REAL LIFE

How this brave mum copes with a paralysed stomach

Anneliese faces a rare daily battle

Mum of two Anneliese Alarcon, 36, from Warrawong, shares her experience of living with a paralysed stomach.

What’s wrong with me? I thought wearily. I’d been vomiting for days.

As a diabetic, I had to keep a close eye on my food intake and insulin levels, so I rushed to the doctor. After several tests, he concluded I had a problem with my gallbladder.

But after surgery to remove it, the symptoms continued.

Soon after, I fell pregnant with my daughter Alysia, now seven, so investigations had to stop.

After she was born, I was finally diagnosed with gastroparesis.
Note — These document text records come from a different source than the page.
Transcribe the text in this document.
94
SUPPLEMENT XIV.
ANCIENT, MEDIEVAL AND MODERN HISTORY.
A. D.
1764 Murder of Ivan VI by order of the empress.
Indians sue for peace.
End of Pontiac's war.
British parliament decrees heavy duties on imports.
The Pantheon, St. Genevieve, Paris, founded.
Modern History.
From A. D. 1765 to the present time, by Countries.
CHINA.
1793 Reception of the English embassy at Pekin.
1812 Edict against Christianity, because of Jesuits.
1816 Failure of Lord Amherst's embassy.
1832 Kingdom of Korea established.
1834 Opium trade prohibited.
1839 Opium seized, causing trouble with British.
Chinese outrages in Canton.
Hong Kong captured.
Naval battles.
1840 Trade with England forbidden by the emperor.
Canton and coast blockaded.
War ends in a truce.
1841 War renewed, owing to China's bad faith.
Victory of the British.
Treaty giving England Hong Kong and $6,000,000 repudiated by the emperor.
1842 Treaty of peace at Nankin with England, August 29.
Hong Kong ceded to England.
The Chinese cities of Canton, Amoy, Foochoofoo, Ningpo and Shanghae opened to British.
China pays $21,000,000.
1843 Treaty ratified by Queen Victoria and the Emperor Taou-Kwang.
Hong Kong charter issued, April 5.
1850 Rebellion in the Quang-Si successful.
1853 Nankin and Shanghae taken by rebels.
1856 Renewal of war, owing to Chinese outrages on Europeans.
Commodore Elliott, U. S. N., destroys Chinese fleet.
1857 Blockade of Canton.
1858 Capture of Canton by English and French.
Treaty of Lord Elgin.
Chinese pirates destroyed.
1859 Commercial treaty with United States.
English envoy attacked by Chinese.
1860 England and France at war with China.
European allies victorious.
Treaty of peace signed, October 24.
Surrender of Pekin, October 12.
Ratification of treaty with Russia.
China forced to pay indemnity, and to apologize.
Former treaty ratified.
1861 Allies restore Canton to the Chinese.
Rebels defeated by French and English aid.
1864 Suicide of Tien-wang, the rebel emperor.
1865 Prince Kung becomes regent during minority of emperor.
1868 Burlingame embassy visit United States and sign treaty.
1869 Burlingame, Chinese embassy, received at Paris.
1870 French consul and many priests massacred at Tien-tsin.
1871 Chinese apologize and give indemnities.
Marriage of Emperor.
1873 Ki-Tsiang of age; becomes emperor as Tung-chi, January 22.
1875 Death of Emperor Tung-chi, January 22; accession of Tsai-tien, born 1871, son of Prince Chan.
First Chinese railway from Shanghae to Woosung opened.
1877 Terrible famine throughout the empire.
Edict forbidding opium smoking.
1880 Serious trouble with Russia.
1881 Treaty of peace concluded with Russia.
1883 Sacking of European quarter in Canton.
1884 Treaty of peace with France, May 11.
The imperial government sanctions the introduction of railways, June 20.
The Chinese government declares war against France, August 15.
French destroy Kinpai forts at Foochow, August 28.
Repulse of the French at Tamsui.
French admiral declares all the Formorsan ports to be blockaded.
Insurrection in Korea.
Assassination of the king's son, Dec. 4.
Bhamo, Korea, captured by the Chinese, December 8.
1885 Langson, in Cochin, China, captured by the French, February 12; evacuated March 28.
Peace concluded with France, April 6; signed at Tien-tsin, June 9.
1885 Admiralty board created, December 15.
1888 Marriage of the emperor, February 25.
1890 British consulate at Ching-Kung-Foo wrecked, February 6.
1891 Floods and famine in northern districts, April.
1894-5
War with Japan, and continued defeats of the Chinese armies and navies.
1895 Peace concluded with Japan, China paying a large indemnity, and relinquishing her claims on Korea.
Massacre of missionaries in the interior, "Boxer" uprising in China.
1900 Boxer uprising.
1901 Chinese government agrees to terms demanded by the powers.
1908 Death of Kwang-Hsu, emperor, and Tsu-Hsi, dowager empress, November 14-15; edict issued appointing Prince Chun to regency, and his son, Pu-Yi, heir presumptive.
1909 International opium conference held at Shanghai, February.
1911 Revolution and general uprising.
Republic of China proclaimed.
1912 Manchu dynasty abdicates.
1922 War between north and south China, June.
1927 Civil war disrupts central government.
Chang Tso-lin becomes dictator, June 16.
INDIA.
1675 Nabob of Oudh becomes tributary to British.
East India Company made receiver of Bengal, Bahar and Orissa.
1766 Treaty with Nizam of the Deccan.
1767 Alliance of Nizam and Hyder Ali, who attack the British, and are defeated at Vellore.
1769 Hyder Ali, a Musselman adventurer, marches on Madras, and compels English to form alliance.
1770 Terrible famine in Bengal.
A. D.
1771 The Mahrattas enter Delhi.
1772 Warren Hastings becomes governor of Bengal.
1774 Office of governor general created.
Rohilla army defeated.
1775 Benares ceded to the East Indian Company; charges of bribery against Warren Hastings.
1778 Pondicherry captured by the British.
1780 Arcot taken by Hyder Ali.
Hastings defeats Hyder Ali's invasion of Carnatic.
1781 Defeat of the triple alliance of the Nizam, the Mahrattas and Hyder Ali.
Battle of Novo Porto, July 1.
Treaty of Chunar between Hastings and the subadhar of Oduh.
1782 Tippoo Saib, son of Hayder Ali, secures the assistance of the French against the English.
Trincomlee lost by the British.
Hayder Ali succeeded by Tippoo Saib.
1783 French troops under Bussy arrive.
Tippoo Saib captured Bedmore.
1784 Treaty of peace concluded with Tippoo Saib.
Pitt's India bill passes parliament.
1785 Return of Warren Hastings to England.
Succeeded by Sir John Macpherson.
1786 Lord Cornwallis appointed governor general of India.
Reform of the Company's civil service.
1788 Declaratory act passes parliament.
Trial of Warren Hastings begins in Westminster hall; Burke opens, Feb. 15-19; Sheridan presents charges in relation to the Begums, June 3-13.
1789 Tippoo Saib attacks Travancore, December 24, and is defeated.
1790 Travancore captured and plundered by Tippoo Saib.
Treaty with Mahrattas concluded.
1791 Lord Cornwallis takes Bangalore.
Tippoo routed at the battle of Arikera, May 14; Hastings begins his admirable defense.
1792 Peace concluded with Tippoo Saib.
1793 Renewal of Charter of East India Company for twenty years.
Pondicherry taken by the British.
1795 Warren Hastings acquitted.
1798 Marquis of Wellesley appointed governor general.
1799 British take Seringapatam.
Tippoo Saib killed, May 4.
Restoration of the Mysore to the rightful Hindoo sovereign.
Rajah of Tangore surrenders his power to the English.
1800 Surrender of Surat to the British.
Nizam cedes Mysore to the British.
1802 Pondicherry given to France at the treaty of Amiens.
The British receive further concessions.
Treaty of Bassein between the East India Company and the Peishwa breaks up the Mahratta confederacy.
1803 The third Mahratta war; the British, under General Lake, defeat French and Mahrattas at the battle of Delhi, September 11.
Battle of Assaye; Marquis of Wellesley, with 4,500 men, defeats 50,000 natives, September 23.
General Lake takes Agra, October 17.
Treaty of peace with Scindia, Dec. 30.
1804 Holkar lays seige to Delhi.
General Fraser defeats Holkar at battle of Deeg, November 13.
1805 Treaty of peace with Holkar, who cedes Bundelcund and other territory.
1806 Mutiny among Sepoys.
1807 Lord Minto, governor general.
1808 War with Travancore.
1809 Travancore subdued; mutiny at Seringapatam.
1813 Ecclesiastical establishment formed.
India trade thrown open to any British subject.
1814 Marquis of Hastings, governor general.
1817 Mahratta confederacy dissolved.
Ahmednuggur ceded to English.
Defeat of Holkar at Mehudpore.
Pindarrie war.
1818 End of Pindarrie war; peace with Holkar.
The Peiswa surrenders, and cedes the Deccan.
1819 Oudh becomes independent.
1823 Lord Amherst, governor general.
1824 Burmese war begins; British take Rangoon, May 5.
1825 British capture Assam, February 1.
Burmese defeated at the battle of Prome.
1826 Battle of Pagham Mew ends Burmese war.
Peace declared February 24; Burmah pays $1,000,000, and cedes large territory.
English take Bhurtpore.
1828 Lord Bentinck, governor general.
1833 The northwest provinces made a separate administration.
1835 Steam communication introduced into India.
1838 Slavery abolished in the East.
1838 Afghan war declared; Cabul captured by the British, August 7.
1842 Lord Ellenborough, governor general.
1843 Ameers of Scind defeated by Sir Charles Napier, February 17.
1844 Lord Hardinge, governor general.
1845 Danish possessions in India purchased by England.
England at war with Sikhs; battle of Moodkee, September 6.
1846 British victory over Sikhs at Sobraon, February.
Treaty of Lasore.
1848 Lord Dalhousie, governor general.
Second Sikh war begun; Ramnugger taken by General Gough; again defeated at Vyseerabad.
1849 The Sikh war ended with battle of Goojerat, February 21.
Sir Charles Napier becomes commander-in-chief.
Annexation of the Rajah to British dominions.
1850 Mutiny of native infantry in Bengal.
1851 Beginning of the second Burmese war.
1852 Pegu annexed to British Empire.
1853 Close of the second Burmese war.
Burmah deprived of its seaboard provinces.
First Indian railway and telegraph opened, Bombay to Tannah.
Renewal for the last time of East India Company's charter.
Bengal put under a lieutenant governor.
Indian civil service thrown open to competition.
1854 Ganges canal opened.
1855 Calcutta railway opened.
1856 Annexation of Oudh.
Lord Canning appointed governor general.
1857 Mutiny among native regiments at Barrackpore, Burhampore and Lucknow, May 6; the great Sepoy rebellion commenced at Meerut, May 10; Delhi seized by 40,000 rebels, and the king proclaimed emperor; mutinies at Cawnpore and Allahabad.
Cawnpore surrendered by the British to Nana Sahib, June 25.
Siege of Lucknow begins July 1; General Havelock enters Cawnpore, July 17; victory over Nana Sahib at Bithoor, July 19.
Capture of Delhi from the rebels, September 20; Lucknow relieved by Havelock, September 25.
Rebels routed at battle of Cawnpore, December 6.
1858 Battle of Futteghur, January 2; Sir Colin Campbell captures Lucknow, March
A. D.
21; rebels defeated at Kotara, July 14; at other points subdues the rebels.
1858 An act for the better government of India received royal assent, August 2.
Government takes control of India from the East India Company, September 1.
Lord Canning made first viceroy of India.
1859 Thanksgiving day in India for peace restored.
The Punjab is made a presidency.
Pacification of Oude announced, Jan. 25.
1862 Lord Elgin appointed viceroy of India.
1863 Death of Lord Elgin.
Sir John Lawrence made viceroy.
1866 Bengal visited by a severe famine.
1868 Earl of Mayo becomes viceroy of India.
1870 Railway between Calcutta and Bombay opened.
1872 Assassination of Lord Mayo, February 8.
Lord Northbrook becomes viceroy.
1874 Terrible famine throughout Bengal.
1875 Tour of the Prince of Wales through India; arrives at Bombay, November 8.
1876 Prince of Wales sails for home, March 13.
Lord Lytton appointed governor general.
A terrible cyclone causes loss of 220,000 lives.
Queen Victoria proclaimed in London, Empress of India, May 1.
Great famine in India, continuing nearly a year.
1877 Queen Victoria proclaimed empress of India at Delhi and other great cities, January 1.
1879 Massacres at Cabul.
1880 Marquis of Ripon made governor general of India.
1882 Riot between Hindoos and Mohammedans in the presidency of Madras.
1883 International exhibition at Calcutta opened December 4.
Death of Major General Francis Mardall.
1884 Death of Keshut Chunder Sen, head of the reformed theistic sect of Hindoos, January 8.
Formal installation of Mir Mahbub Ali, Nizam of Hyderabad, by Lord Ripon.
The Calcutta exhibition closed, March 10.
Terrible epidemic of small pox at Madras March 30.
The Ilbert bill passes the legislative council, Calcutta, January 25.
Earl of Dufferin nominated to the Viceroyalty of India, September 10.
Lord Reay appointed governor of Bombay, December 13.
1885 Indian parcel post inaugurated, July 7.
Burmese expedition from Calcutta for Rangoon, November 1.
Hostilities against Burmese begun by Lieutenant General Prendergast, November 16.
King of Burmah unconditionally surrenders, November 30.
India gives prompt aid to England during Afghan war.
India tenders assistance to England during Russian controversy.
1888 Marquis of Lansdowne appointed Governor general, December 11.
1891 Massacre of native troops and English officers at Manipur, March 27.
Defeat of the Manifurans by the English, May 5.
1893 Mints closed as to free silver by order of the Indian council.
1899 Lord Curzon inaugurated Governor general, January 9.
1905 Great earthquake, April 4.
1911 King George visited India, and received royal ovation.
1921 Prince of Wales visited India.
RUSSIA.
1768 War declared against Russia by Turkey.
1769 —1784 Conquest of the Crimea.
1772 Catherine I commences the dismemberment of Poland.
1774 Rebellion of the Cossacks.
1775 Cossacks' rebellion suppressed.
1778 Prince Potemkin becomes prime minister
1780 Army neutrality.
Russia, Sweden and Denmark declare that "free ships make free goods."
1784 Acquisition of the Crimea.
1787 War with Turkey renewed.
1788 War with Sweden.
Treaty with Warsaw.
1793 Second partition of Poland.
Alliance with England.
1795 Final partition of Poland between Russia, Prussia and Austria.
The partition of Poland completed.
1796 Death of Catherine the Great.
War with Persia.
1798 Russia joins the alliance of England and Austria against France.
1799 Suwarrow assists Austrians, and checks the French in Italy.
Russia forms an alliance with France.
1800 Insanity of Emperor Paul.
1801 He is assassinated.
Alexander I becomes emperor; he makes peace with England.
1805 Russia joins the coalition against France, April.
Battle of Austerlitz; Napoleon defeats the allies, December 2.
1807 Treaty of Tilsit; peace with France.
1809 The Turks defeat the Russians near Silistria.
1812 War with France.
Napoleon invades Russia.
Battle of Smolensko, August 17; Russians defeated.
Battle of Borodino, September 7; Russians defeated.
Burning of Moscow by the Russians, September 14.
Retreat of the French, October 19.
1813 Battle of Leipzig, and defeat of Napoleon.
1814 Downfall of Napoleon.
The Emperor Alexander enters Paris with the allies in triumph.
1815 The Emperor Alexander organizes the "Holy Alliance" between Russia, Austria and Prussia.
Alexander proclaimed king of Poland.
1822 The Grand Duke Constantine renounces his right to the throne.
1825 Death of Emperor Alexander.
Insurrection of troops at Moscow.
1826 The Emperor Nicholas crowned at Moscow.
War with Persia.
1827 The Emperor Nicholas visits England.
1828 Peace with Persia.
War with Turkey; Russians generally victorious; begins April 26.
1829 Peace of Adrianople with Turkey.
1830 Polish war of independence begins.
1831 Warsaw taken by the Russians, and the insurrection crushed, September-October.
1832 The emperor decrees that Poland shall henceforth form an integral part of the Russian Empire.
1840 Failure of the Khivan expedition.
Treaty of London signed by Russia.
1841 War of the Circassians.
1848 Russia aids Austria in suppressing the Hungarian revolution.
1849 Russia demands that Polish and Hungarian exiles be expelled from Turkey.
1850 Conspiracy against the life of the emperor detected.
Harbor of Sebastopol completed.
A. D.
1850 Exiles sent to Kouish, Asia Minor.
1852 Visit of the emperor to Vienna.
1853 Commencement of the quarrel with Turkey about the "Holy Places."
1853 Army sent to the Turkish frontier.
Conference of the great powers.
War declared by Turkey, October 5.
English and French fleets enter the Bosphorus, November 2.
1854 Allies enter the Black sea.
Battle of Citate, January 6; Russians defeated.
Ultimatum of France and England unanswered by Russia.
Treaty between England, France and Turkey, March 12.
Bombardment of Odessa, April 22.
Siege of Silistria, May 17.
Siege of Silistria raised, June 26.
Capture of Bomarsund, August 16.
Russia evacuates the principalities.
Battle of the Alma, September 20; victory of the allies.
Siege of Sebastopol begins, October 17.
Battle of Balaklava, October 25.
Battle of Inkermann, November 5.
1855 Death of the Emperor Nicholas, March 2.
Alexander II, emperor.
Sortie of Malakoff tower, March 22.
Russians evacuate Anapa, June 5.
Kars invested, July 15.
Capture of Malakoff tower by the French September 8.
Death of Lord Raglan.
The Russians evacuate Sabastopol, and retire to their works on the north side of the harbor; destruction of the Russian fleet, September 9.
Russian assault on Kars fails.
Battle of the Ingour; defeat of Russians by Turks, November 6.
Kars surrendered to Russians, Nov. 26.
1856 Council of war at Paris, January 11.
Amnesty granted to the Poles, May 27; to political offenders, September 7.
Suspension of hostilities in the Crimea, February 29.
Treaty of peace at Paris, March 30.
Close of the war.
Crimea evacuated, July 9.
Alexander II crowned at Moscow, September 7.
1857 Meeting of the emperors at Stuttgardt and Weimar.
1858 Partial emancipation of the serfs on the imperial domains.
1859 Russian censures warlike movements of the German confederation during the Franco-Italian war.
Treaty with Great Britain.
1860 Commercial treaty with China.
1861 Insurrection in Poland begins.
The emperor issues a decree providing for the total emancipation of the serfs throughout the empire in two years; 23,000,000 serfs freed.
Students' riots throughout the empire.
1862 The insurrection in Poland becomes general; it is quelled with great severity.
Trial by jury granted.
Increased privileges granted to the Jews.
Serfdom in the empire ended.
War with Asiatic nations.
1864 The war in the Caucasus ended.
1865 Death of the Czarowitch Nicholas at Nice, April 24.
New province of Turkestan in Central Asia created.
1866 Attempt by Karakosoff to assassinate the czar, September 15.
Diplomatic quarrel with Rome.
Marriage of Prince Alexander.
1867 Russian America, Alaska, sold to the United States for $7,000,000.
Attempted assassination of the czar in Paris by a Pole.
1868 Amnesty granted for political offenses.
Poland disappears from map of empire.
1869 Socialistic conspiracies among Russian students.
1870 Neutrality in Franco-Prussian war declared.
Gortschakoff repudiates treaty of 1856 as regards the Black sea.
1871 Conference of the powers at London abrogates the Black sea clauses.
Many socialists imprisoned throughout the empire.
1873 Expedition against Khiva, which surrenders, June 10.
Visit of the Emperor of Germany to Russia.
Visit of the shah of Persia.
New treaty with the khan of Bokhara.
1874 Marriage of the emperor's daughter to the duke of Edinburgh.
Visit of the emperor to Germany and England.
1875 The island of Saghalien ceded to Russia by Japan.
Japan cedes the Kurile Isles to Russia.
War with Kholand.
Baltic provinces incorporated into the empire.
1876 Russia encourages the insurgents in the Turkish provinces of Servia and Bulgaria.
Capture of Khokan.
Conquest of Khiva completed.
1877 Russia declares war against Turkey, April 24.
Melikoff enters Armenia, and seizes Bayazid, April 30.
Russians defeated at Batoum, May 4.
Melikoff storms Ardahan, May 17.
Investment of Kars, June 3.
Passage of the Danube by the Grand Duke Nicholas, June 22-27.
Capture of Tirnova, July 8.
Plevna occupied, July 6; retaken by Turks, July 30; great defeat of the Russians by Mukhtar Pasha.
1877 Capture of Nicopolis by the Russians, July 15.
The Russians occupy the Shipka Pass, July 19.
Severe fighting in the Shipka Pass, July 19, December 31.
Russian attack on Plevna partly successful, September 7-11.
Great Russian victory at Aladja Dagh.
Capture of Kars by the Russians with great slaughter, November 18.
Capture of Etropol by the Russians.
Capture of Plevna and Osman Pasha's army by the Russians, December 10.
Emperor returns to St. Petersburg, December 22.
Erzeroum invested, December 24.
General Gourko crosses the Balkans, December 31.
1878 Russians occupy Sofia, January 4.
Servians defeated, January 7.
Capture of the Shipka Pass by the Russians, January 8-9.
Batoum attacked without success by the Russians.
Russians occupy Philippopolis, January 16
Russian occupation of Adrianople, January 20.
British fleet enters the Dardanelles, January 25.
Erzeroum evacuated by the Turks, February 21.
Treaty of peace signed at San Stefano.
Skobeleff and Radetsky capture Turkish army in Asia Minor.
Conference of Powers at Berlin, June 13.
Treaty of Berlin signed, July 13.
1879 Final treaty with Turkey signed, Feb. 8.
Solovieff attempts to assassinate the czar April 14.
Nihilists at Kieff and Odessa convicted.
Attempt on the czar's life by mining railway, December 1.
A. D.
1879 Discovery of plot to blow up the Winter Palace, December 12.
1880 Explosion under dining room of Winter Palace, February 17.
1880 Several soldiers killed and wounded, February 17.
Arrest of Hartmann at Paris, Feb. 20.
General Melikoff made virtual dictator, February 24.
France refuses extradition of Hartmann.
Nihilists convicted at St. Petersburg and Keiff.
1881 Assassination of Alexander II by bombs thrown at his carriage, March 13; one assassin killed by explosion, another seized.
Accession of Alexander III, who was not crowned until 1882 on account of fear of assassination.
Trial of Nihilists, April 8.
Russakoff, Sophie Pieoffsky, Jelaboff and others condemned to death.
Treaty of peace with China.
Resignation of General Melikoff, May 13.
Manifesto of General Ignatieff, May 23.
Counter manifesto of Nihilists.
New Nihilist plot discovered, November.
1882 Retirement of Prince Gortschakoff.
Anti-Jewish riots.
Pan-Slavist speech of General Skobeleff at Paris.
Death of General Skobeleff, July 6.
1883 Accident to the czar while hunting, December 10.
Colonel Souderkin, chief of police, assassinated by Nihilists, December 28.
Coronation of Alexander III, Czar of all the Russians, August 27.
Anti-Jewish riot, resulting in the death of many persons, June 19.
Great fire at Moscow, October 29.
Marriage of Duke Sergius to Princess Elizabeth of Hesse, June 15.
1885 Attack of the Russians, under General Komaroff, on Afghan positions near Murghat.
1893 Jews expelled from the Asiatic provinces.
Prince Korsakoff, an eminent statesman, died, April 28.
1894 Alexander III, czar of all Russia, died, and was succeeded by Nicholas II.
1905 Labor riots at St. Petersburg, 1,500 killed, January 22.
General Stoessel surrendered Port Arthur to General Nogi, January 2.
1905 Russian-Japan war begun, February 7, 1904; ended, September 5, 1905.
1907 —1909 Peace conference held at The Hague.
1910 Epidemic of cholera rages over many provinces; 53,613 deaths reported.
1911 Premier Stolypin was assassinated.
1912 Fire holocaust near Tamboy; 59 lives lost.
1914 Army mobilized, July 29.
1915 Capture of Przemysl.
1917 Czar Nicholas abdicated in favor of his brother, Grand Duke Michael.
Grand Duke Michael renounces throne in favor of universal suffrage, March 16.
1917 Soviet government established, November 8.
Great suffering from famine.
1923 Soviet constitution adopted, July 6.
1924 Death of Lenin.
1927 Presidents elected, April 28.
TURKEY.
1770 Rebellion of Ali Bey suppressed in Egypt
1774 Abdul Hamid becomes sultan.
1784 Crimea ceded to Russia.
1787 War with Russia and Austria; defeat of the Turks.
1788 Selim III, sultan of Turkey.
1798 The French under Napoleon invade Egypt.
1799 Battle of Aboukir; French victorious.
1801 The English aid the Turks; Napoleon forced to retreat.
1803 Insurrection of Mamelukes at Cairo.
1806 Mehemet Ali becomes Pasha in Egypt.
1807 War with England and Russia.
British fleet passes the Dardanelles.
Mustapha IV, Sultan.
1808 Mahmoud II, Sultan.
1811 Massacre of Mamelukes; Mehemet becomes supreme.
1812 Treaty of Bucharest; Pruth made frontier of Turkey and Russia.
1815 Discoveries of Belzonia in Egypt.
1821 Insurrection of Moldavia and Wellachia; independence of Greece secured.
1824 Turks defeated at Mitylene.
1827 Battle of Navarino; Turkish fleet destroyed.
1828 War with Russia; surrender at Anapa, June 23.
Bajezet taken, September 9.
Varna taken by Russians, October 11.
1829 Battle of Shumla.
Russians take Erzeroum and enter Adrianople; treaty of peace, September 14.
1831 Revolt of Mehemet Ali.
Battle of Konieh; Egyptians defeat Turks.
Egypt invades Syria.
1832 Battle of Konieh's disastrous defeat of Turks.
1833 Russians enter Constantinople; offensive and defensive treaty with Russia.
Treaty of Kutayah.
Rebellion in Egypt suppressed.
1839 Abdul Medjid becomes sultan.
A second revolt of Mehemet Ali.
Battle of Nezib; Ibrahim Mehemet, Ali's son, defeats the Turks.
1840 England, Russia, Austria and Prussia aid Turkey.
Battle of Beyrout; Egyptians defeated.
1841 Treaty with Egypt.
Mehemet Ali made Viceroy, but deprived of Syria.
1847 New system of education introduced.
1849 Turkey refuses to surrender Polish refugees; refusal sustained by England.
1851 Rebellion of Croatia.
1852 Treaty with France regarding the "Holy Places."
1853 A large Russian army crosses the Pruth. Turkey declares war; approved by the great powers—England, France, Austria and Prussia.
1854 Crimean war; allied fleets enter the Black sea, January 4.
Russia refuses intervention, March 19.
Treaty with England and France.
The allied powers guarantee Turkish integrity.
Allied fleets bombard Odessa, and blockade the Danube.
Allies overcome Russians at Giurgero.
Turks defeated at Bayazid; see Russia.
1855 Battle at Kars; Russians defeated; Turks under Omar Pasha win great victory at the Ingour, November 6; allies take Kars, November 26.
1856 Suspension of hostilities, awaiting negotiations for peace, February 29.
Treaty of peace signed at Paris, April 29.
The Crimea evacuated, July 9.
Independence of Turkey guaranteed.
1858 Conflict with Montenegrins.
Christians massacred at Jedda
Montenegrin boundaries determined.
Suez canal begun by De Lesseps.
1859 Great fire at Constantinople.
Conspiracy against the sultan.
It’s a complication often caused by diabetes.

The vagus nerve controls stomach muscles and tells them when to push food through to the intestine and when to vomit.

High levels of blood sugar can, over time, damage the nerve and paralyse the stomach. Food was just sitting in my stomach, unable to move, until I eventually threw up.

‘It’s incurable,’ the doctor said. I wondered how I would lead a normal life if eating made me sick.

Annelise Alarcon, a gastroparesis sufferer, and her husband Jorge.
Me and my husband before I became ill

From there, the condition came and went. But when I suffered a flare up, I could vomit constantly for a week.

I had to give up work and stay close to home. My husband Jorge, 39, was supportive and helped me comfort Alysia and her big sister Eleyna, 13.

I tried changing my diet, eating smaller meals and using botox injections to relax the valve between my stomach and intestine, but nothing worked.

In May, I was fitted with a nasogastric feeding tube, to carry food through my nose to my small intestine.

It’s made life easier, but I still vomit and feel self-conscious. Then there was a ray of light – a device that could be fitted in my stomach to regulate the muscles via an electronic signal.

The only thing is, the procedure costs $40,000, so my friends and family are holding a fundraiser for me. I’ve also set up a GoFundMe page.

When I have it fitted, it will change my life. I can’t wait to feel more like my old self.

Another challenge, and other sufferers face, is the cost of treatment for the condition.

That’s why we’ve started a petition for drugs and treatment to be available on the PBS in NSW. 

While life with gastroparesis is difficult, we’re determined to raise awareness.

What is gastroparesis?

➜ Gastroparesis is caused by damage to the vagus nerve, which means the stomach can’t empty itself.

➜ Causes include diabetes, multiple sclerosis, Parkinson’s disease and some medications.

➜ Treatments include feeding tubes, dietary changes, botox injections to relax the stomach valve and electronic stimulation.